Avanzada la mesa y complacido con la buena nueva, mi papá empezó a recordar cómo conoció a mi mamá, justamente durante sus andanzas como maestro en la sierra piurana, con una sucesión de pormenores tan llenos de encanto, que no tuve la menor duda de que se trataba de una historia que debía ser puesta por escrito. En algún momento pensé en hacerlo yo mismo, pero de pronto, poco antes de despedirnos, mi padre contó que había decidido, evidentemente entusiasmado por mi presente enamorado, narrar su propia historia de amor. Y ese fue el comienzo de un libro ahora ya impreso y disponible.

Solo sabe enseñar quien primero ha saboreado la dicha de aprender. Y solo aprende aquel a quien el mundo le parece un lugar inagotablemente bueno

Un romance que en su caso, como en el mío ciertamente, no fue una interposición o una pausa en el curso de sus pasos, sino más bien un desarrollo natural del gran amor a la vida y a lo que la llenaba. Porque, en definitiva, quien se ama a sí mismo en todo lo que ama no divide ni contrapone sus amores.

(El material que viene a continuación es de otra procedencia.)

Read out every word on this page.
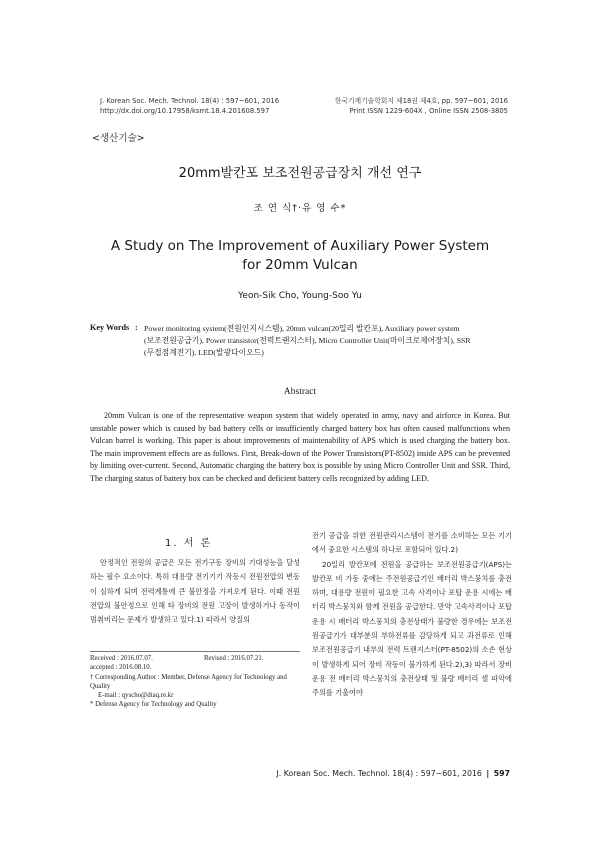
J. Korean Soc. Mech. Technol. 18(4) : 597~601, 2016
http://dx.doi.org/10.17958/ksmt.18.4.201608.597
한국기계기술학회지 제18권 제4호, pp. 597~601, 2016
Print ISSN 1229-604X , Online ISSN 2508-3805
<생산기술>
20mm발칸포 보조전원공급장치 개선 연구
조 연 식†·유 영 수*
A Study on The Improvement of Auxiliary Power System
for 20mm Vulcan
Yeon-Sik Cho, Young-Soo Yu
Key Words : Power monitoring system(전원인지시스템), 20mm vulcan(20밀리 발칸포), Auxiliary power system
(보조전원공급기), Power transistor(전력트랜지스터), Micro Controller Unit(마이크로제어장치), SSR
(무접점계전기), LED(발광다이오드)
Abstract

20mm Vulcan is one of the representative weapon system that widely operated in army, navy and airforce in Korea. But unstable power which is caused by bad battery cells or insufficiently charged battery box has often caused malfunctions when Vulcan barrel is working. This paper is about improvements of maintenability of APS which is used charging the battery box. The main improvement effects are as follows. First, Break-down of the Power Transistors(PT-8502) inside APS can be prevented by limiting over-current. Second, Automatic charging the battery box is possible by using Micro Controller Unit and SSR. Third, The charging status of battery box can be checked and deficient battery cells recognized by adding LED.

1. 서 론

안정적인 전원의 공급은 모든 전기구동 장비의 기대성능을 달성하는 필수 요소이다. 특히 대용량 전기기기 작동시 전원전압의 변동이 심하게 되며 전력계통에 큰 불안정을 가져오게 된다. 이때 전원전압의 불안정으로 인해 타 장비의 전원 고장이 발생하거나 동작이 멈춰버리는 문제가 발생하고 있다.1) 따라서 양질의

Received : 2016.07.07.	Revised : 2016.07.21.
accepted : 2016.08.10.
† Corresponding Author : Member, Defense Agency for Technology and Quality
E-mail : qyscho@dtaq.re.kr
* Defense Agency for Technology and Quality

전기 공급을 위한 전원관리시스템이 전기를 소비하는 모든 기기에서 중요한 시스템의 하나로 포함되어 있다.2)

20밀리 발칸포에 전원을 공급하는 보조전원공급기(APS)는 발칸포 비 가동 중에는 주전원공급기인 배터리 박스뭉치를 충전하며, 대용량 전원이 필요한 고속 사격이나 포탑 운용 시에는 배터리 박스뭉치와 함께 전원을 공급한다. 만약 고속사격이나 포탑 운용 시 배터리 박스뭉치의 충전상태가 불량한 경우에는 보조전원공급기가 대부분의 부하전류를 감당하게 되고 과전류로 인해 보조전원공급기 내부의 전력 트랜지스터(PT-8502)의 소손 현상이 발생하게 되어 장비 작동이 불가하게 된다.2),3) 따라서 장비 운용 전 배터리 박스뭉치의 충전상태 및 불량 배터리 셀 파악에 주의를 기울여야

J. Korean Soc. Mech. Technol. 18(4) : 597~601, 2016 | 597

El mismo júbilo con que mi papá ha impartido miles de clases a tantas generaciones de estudiantes, es el que yo he visto en su fervor de niño al hablarme del bellísimo lugar o la divertida costumbre que acaba de descubrir en el reportaje de un canal alemán que transmite en castellano, o la olvidada canción que acaba de recuperar en un vídeo de YouTube.

Porque únicamente sabe enseñar quien primero ha saboreado la dicha de aprender. Y solo aprende aquel a quien el mundo, a pesar de sus sombras y defectos, le parece un lugar inagotablemente bueno en cualquiera de cuyos recodos siempre hay algo que merece ser contemplado, “aprehendido” y compartido.